本発明の実施形態1による静電振動子の構造を示す平面図である。 本発明の実施形態2による静電振動子の構造を示す平面図である。 本発明の実施形態3による静電振動子の構造を示す平面図である。 本発明の実施形態4による静電振動子の構造を示す平面図である。 本発明の実施形態5による静電振動子の構造を示す平面図である。 本発明の実施形態6による静電振動子の構造を示す平面図である。
符号の説明
1,9,22…振動体、2…電極、3,4,5,6…拘束体、7,17,23,28…振動体圧接部、8…基板、10…振動部、11,12…振動体支持部、13,14,24,25…拘束部、15,16…拘束体支持部、18,19…伸縮、20,21…屈曲、26,27…制限体、29…制限体圧接部

Claims (9)

  1. 基板に固定された振動体と、前記振動体に対し間隙を隔て配置された電極と、前記振動体に圧接する拘束体と、を備え、前記電極からの交流電圧によって前記振動体に振動が生じる静電振動子であって、
    前記拘束体は、前記振動体を圧接する側の面に備わり、前記振動体への圧接箇所に傾斜面を備えた出っ張り状の振動体圧接部を有し、
    前記振動体と前記拘束体が温度変化に起因して膨張、または収縮し、
    前記膨張、または前記収縮によって前記振動体圧接部に変化が生じ、
    前記振動体圧接部の変化によって前記振動体の振動範囲の長さが変化することを特徴とする静電振動子。
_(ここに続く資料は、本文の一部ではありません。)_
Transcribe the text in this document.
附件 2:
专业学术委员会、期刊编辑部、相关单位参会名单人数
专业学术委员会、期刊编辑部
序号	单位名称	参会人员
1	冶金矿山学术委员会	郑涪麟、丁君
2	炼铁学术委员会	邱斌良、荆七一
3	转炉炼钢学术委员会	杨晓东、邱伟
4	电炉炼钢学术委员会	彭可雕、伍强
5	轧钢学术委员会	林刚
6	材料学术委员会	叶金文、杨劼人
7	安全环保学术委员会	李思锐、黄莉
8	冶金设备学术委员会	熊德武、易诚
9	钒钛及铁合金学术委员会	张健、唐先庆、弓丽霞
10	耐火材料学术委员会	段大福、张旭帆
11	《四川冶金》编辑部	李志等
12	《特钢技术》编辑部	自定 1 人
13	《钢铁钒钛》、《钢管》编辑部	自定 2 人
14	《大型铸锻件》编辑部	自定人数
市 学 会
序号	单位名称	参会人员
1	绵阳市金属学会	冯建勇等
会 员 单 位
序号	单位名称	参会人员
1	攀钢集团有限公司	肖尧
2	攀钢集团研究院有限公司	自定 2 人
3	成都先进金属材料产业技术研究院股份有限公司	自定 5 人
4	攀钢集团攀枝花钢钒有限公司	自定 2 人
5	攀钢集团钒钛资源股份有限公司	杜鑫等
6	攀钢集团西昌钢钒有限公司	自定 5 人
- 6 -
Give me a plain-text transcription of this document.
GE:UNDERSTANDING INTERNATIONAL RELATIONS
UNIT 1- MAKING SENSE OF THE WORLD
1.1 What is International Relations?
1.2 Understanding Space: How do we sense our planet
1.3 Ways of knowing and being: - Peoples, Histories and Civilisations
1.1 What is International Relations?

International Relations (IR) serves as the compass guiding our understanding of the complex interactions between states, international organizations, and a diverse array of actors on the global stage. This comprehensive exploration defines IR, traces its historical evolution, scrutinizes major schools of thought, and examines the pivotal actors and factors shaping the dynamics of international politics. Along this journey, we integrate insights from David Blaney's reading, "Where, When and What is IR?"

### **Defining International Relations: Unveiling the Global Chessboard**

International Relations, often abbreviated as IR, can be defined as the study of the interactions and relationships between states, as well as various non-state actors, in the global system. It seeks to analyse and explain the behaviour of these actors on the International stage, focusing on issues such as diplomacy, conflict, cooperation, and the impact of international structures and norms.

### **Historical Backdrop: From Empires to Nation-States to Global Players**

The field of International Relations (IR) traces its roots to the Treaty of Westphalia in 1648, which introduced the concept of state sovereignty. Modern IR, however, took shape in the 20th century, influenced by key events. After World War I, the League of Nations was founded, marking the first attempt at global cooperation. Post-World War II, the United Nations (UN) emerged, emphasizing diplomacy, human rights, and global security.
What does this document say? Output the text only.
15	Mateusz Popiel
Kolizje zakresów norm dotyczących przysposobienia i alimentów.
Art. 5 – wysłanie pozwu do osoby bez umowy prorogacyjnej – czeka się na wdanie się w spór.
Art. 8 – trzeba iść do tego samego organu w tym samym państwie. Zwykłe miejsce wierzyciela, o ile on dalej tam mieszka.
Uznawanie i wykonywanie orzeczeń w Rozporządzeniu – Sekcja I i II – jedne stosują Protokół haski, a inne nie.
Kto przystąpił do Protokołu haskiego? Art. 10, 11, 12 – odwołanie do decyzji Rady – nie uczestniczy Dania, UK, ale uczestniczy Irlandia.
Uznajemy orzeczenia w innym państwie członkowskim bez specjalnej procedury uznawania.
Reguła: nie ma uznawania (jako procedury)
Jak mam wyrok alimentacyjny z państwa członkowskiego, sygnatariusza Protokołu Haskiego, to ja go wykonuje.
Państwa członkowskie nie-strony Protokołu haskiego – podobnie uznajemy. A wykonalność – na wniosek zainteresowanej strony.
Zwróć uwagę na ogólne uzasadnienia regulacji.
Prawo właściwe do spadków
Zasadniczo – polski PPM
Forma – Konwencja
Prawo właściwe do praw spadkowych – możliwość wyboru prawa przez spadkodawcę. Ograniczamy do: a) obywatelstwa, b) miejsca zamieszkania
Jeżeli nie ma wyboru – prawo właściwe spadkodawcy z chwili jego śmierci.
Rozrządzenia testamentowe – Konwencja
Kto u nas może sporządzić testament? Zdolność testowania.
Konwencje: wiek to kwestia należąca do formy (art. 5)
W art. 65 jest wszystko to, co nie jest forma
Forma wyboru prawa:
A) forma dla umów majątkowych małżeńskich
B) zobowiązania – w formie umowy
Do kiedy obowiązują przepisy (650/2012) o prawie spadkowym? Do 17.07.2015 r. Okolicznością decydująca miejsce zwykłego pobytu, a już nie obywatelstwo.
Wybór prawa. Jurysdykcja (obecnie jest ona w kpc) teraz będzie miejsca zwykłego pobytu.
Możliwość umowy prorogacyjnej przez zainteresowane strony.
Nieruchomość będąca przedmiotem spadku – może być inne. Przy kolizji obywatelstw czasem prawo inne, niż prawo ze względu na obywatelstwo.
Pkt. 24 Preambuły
  2. 前記振動体圧接部の変化が、圧接する面積の変化であることを特徴とする請求項1に記載の静電振動子。
  3. 前記振動体圧接部の変化が、圧接する位置の変化であることを特徴とする請求項1に記載の静電振動子。
  4. 前記振動体の熱膨張率が、前記拘束体の熱膨張率とは異なることを特徴とする請求項1〜3のいずれか1項に記載の静電振動子。
  5. 前記振動体が、互いに熱膨張率の異なる複数の異種材料から構成されることを特徴とする請求項1〜4のいずれか1項に記載の静電振動子。
  6. 前記拘束体が、互いに熱膨張率の異なる複数の異種材料から構成されることを特徴とする請求項1〜5のいずれか1項に記載の静電振動子。
  7. 前記拘束体に圧接する制限体を備えた静電振動子であって、
    前記拘束体と前記制限体とが圧接する制限体圧接部において、前記拘束体の前記膨張、または前記収縮が制限されることを特徴とする請求項1〜6のいずれか1項に記載の静電振動子。
  8. 前記制限体の熱膨張率が、前記拘束体の熱膨張率とは異なることを特徴とする請求項7に記載の静電振動子。
  9. 請求項1〜8のいずれか1項に記載の静電振動子と、
    前記電極に駆動電圧を印加する駆動回路と、を備えていることを特徴とする発振器。